As part of the NHHM celebration, the EEO HEP sponsored a formal program on Oct. 14 with the Latino community leader and multicultural specialist, Lilleana Cavanaugh, as the keynote speaker in the Building 20 Auditorium.  Cavanaugh, who serves as the Executive Director for the Ohio Commission on Hispanic/Latino Affairs, State of Ohio, interpreted this year’s theme and highlighted the contributions of Hispanic-Americans. 

As part of Cavanaugh’s presentation, the audience watched the short video, “The Shift,” which explains how America’s culture is changing as the population grows and the importance of being inclusive. 

“As a melting pot, Hispanics came from many places of the world.  We are mixed with Native Americans, African Americans, Asian Pacific Americans, and much more. An accent is not an issue, it’s an opportunity,” Cavanaugh said. “As much Hispanics are growing, we have challenges. We have been underestimated.  If Miguelito can’t speak English that doesn’t mean that he has a disability,” she stated.   

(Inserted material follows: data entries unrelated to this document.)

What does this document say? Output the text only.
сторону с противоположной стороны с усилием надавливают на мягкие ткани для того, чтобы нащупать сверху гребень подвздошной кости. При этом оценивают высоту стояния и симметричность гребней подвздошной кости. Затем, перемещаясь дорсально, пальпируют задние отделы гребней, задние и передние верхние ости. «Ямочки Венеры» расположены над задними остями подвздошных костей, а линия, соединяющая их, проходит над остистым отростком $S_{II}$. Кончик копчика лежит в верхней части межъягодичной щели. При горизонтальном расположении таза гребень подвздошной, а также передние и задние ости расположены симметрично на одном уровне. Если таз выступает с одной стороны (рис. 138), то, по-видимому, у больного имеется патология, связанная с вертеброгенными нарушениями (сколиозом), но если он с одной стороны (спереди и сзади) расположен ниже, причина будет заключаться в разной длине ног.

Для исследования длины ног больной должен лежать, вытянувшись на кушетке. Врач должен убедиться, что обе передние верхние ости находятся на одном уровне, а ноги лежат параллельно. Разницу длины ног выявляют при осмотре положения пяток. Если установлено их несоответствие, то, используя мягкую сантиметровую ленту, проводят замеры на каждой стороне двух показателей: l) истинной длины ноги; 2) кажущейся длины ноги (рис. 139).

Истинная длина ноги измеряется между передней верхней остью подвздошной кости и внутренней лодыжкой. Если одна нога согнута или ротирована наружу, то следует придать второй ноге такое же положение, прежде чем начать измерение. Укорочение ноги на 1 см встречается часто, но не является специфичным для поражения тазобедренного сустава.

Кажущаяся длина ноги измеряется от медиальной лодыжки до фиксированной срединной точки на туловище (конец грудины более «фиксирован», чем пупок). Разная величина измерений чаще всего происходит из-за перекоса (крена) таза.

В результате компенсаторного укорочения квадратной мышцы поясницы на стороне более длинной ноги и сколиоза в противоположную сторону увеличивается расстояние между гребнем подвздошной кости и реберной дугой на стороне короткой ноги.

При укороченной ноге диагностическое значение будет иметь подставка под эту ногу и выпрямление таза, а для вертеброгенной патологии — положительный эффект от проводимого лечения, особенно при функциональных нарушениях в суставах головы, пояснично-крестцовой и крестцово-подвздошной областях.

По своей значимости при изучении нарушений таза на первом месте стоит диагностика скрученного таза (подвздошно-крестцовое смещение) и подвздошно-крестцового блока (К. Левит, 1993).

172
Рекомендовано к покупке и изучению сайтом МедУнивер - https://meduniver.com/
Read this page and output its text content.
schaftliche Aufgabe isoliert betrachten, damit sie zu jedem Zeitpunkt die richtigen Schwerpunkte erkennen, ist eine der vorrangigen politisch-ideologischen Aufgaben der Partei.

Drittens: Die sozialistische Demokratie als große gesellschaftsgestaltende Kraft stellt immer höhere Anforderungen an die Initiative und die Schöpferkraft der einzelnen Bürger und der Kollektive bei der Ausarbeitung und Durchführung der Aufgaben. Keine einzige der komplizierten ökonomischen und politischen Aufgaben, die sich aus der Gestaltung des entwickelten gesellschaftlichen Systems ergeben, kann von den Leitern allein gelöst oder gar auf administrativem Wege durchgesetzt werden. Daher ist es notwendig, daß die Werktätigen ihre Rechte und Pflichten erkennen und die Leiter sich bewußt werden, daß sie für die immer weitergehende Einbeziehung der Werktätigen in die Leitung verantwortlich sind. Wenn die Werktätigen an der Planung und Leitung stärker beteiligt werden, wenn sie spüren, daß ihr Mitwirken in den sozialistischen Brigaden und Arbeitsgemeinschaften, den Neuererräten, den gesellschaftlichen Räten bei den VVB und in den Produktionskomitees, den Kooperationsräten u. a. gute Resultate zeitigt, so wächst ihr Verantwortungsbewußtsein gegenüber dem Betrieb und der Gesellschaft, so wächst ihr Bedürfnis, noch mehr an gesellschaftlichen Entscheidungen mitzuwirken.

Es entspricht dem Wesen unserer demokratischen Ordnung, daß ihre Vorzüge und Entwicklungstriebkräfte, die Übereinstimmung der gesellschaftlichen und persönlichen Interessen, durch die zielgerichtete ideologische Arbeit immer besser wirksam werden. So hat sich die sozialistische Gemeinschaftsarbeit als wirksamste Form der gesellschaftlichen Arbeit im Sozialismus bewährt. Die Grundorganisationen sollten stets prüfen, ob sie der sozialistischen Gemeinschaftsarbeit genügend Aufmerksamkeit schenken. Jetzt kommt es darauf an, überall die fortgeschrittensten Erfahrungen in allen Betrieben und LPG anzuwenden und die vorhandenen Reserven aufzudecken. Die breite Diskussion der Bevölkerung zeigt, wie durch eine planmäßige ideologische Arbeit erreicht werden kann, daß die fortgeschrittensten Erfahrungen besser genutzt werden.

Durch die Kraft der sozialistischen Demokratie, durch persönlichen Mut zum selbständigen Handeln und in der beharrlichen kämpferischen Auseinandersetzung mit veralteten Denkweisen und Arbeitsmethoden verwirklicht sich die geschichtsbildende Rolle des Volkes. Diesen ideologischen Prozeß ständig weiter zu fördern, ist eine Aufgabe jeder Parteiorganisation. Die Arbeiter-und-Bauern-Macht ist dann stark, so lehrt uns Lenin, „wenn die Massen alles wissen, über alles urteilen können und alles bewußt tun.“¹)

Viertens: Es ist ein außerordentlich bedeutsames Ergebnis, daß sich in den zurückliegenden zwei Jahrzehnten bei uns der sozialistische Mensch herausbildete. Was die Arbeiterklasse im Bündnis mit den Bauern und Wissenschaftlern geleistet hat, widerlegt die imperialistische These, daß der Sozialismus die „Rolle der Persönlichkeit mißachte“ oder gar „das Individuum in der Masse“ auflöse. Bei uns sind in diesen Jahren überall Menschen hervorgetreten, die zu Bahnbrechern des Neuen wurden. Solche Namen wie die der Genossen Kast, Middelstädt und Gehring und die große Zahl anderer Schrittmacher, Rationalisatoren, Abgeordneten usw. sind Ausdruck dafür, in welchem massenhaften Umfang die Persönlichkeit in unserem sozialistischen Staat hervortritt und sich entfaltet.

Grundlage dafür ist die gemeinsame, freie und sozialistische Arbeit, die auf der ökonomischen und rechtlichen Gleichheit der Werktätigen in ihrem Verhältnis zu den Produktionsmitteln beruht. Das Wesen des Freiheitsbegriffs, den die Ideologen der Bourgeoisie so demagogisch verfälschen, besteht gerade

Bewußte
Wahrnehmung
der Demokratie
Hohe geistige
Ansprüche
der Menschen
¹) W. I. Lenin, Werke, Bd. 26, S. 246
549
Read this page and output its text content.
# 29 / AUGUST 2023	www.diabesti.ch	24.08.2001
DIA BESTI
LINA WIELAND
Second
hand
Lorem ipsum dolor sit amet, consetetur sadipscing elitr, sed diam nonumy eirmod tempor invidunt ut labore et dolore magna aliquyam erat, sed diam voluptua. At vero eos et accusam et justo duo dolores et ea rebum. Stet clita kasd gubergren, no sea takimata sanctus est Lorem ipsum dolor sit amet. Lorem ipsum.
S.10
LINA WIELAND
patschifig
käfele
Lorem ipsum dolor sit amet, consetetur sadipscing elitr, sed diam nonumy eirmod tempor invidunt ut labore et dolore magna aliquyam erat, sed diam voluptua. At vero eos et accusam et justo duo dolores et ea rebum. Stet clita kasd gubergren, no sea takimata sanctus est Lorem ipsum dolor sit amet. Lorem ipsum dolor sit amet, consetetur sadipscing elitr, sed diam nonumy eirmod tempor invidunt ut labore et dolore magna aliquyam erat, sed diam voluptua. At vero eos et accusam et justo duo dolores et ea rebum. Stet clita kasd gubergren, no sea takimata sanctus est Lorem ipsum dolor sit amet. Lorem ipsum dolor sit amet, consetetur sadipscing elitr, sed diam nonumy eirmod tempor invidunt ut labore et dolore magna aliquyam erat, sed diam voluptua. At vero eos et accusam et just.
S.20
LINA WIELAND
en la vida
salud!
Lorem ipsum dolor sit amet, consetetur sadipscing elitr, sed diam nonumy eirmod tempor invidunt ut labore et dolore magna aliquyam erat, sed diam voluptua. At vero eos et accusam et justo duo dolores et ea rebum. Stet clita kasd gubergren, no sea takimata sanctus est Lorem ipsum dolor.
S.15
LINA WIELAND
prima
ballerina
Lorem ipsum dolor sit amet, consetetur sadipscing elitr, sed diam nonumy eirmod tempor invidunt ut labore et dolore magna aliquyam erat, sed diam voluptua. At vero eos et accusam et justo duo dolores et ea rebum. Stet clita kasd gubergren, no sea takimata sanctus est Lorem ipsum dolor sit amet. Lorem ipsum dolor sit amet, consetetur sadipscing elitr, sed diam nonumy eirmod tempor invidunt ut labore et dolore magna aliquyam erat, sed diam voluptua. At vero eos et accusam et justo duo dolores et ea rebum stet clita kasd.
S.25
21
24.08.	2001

Cavanaugh emphasized how the Hispanic history that has been told is very different from reality. For example, 43% of the Hispanics in Ohio speak English well.

“Hispanics have unquestionable values such as perseverance, persistence and commitment.  Please remember that Ohio is a mosaic of many cultures.  This is our America, our dream,” she said. 

Closing out the ceremony, CAPT Rogelio Alvarez noted the contributions of Hispanics in the military. “According to the Department of Defense 2013 Demographics Profile of the Military, 11.6% of active duty service members and 10.4% of the reserve members are of Hispanic ethnicity,” he said.
 
Alvarez also shared that 43 men of Hispanic heritage have been awarded the Medal of Honor, the highest military decoration presented by the U.S. to a member of its armed forces. Of the 43 Medals of Honor presented to Hispanics, two were presented to members of the Navy, 13 to Marines and 28 to Soldiers. 25 medals were presented posthumously.

“Hispanic Heritage Month is an opportunity to reflect on and value, not just the incredible contributions of the past, but to celebrate how diversity has strengthened our country…It’s that diversity that sets us apart and makes our country remarkable,” Alvarez concluded.

Shirley M. Cartagena, DLA Land and Maritime Supervisor, served as the Mistress of Ceremonies.  Angela L. McCoy, DLA Land and Maritime Supply System Analyst, sang the National Anthem, and Pastor Carlos De La Cruz from Westerville Church of the Nazarene provided the invocation.